Coming up with this amendment at this time is proof that the political elite are only interested in what benefits them and their friends. As far as they are concerned, the rest of the society can plunge into the nearest lake. Is lawmaking essentially for the benefit of the ruling class? Are the state legislators only to bother about the welfare of members of the political class at the expense of other members of the society? This tendency to place personal interest above that of the rest of the society shows that many of those who occupy leadership positions in the country know next to nothing about the essence of the offices they occupy.
Perhaps the legislators need to be reminded that they were voted into office by the people, not to be subservient to the executive, but to checkmate its excesses as well as make laws for the improvement of the society at large. But a situation in which the legislature that is supposed to put a lid on executive frivolities is the one baiting the executive with indefensible perks is nothing but an outright dereliction of duty. By scaling up the benefits of these former state helmsmen at a time when the rest of the society is trapped in abject poverty and excruciating deprivations, the Edo Assembly has loudly exhibited its insensibility to the plight of the people.

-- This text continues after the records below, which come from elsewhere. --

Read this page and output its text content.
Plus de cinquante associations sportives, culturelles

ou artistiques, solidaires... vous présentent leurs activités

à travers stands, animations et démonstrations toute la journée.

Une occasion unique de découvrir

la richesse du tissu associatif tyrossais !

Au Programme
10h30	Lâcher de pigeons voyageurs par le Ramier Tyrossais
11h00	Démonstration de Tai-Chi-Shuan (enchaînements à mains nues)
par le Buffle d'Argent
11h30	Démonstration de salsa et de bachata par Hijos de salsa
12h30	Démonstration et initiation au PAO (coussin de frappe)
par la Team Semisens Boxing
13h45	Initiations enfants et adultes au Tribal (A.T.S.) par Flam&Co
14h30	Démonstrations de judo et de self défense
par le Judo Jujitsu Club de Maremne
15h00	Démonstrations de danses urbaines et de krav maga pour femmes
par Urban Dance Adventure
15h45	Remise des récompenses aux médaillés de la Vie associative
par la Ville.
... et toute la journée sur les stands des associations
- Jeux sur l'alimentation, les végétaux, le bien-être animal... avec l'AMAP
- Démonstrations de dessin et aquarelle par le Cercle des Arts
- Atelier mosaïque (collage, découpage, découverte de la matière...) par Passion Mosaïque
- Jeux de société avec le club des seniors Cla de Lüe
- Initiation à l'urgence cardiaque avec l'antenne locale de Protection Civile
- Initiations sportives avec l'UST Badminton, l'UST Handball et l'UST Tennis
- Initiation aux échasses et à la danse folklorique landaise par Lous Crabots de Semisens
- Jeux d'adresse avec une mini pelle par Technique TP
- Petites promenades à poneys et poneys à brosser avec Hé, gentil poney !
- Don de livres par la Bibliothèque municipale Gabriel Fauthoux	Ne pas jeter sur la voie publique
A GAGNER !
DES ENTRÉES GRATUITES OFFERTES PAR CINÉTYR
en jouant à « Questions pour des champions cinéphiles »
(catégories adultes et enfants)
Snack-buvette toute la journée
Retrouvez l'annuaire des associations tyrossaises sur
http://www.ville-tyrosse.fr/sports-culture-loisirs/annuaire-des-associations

What is the essence of the review of that bill at the moment? What purpose is it supposed to serve? What good will it foster in the state? What changes will it precipitate in the society? Is it the most important thing in the state at the moment? Will it take the state out of its current challenges? Will it improve life and living in the state? What would the state lose if this bill was not passed?
While the contributions of elected officers who served either at the state or the federal level creditably should be reasonably appreciated, we are at pains to come to terms with the fact that former governors who have been found wanting by the laws of the land will benefit from this exercise. For instance, Mr Lucky Igbninedion, the Edo State governor between 1999 and 2007 who was convicted of corrupt practices, will be a beneficiary of the pension package. Similarly, Professor Oserheimen Osunbor, who succeeded Igbinedion and was removed from office for electoral malpractice, will also enjoy the provisions of this amendment. What is the justification for allowing those who were found on the wrong side of the law to benefit from the same law?

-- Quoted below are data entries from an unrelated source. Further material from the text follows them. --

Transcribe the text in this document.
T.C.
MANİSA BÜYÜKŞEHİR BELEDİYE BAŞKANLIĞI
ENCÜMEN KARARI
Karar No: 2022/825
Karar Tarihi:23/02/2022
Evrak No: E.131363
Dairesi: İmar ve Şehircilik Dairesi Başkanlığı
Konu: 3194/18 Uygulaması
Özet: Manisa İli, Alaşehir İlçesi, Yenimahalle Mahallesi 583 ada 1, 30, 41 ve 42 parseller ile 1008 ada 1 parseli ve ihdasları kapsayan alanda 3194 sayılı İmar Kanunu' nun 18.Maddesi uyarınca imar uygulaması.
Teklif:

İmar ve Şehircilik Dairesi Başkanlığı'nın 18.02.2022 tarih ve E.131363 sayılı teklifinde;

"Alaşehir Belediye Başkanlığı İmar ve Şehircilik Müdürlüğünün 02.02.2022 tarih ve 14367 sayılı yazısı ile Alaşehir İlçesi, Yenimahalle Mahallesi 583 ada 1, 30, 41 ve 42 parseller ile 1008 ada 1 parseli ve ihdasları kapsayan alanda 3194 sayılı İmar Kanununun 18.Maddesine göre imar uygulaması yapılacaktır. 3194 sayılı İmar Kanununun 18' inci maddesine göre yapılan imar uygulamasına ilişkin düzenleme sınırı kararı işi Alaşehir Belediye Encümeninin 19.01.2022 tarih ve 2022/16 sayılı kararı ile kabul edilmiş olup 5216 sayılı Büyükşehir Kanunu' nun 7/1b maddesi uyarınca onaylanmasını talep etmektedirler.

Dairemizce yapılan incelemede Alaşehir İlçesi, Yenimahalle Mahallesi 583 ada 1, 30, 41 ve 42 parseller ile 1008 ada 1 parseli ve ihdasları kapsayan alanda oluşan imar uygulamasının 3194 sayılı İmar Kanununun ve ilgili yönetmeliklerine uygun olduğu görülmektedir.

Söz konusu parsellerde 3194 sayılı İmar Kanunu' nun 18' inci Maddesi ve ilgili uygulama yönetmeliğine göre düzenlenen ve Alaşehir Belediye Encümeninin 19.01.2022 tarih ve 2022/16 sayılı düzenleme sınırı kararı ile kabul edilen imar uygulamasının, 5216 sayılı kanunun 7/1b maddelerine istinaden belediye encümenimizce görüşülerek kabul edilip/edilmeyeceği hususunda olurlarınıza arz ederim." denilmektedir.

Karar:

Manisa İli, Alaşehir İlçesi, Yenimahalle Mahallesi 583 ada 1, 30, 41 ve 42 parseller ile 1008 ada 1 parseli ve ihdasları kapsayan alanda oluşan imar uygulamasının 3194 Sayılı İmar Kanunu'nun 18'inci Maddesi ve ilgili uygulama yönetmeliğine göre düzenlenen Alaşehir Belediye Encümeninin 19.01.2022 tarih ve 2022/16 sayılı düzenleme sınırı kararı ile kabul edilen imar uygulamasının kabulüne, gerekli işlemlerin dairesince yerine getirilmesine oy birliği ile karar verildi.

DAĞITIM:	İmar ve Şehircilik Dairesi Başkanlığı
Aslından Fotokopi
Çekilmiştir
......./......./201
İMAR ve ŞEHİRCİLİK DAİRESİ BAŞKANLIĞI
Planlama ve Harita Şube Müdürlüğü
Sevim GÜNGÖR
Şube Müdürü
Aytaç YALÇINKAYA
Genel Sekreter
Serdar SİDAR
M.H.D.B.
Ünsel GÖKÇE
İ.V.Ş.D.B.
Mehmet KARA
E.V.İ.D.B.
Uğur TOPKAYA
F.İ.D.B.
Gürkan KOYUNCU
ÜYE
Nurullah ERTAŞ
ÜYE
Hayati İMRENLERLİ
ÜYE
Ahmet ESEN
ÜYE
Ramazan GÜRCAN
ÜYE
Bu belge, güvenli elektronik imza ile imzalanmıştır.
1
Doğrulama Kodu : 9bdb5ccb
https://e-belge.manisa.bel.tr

Lawmaking is supposed to be for the good of the people. We are persuaded that it will be herculean for the Edo Assembly to say in good conscience that this newly amended bill is for the good of the people of the state. Consequently, this piece of legislation from the assembly is both contemptible and condemnable. Therefore, we call on Governor Godwin Obaseki to demonstrate statesmanship and sensitivity to the signs of the times by withholding assent to the bill.